A major victory in the fight to end sex trafficking
The U.S. Justice Department made a decisive strike against the leading internet sex trafficking site. And just days later on last Wednesday, the president signed a bill that gives federal and state prosecutors more power to go after websites like the sinister Backpage.com, which has enabled widespread and sophisticated exploitation of women and girls.
The feds shut down the site April 6 and seven people were charged in a 93-count federal indictment for crimes related to prostitution and money laundering.
This action is a major victory in the fight to end sex trafficking of women and children.
This blow ought to be fatal to the dominant marketplace for illicit commercial sex and child sex trafficking.

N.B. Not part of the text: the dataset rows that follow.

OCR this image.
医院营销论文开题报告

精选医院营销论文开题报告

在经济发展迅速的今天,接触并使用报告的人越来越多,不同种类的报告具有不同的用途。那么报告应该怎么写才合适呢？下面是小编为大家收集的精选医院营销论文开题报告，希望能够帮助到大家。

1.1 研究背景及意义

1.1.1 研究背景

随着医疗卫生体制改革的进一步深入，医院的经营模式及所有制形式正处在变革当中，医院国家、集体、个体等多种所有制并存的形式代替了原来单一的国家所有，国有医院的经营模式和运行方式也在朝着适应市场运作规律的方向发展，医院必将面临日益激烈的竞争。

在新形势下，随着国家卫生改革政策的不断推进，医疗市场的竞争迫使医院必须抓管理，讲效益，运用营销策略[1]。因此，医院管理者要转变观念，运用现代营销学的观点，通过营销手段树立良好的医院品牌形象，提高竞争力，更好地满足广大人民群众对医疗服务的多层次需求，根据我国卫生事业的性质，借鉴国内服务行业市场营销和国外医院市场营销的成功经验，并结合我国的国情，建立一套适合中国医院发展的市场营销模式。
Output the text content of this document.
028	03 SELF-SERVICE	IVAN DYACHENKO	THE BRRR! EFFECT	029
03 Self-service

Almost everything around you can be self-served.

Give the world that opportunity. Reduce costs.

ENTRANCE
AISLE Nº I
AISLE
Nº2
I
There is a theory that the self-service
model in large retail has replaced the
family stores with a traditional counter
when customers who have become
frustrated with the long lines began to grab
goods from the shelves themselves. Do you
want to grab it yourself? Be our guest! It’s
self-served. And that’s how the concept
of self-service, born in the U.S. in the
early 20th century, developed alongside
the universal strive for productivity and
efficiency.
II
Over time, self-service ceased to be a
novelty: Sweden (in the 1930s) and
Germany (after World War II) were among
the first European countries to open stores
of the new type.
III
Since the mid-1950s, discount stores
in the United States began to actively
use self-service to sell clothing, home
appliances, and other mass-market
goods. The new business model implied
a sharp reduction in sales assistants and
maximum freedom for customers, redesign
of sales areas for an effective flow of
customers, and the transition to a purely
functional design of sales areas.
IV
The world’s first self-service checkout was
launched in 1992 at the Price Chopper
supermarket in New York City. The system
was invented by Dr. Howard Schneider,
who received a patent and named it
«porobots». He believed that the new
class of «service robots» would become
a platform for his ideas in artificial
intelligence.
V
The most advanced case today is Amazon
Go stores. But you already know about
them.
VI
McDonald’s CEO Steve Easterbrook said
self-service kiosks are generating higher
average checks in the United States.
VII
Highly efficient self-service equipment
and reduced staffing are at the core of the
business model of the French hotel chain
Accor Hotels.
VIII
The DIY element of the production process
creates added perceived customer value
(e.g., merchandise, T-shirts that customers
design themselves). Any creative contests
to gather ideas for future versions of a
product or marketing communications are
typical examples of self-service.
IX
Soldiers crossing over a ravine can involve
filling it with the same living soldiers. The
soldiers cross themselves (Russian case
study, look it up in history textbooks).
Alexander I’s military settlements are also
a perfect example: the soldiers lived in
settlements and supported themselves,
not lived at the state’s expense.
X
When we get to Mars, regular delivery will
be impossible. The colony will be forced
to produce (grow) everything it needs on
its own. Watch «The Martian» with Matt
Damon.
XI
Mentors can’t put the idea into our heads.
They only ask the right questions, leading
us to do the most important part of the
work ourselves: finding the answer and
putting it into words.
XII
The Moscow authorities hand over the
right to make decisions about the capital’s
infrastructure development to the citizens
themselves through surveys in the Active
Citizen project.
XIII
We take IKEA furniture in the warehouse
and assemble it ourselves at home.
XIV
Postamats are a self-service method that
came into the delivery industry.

Backpage.com has earned hundreds of millions of dollars purveying its immoral trade in Washington and across the United States, according to federal prosecutors.
FBI Director Christopher Wray promises this website will no longer serve as a platform for human trafficking and that those who employed Backpage.com for financial gain will be held accountable for their heinous actions.
“Whether on the street or on the internet, sex trafficking will not be tolerated," Wray said in a statement, promising the investigative work would continue, with help from the U.S. Postal Inspection Service and local law enforcement.
Law-enforcement officials say Backpage.com has been one of the busiest places online for sex trafficking.
According to the National Center for Missing and Exploited Children, 71 percent of the child-sex-trafficking tips it receives from online sources involve ads on Backpage.com.
Shared Hope International, an international anti-trafficking organization, calls technology the single greatest facilitator of the commercial sex trade.
Its 2017 report says Washington and a few other states are doing a good job of combating this problem. The organization commends Washington's human trafficking laws for allowing prosecution of buyers when the victim is a minor even when a case doesn't involve force, fraud or coercion.
The state also increases penalties for cases involving minors and specifically mentions using electronic communications to purchase sex in the statute.
Other states are well behind Washington in this area of the law. Federal action is the key.
Previous efforts to stop Backpage.com failed. Attorney General Jeff Sessions says this time the legal action will succeed.
"We have put an end to the violence, abuse, and heartache that has been perpetrated using this site, and we have take a major step toward keeping women and children across America safe," Sessions said in a statement. He's right. The Justice Department's recent action should be the final act of this nefarious business. Federal authorities must keep fighting until online sex trafficking is eliminated on all platforms.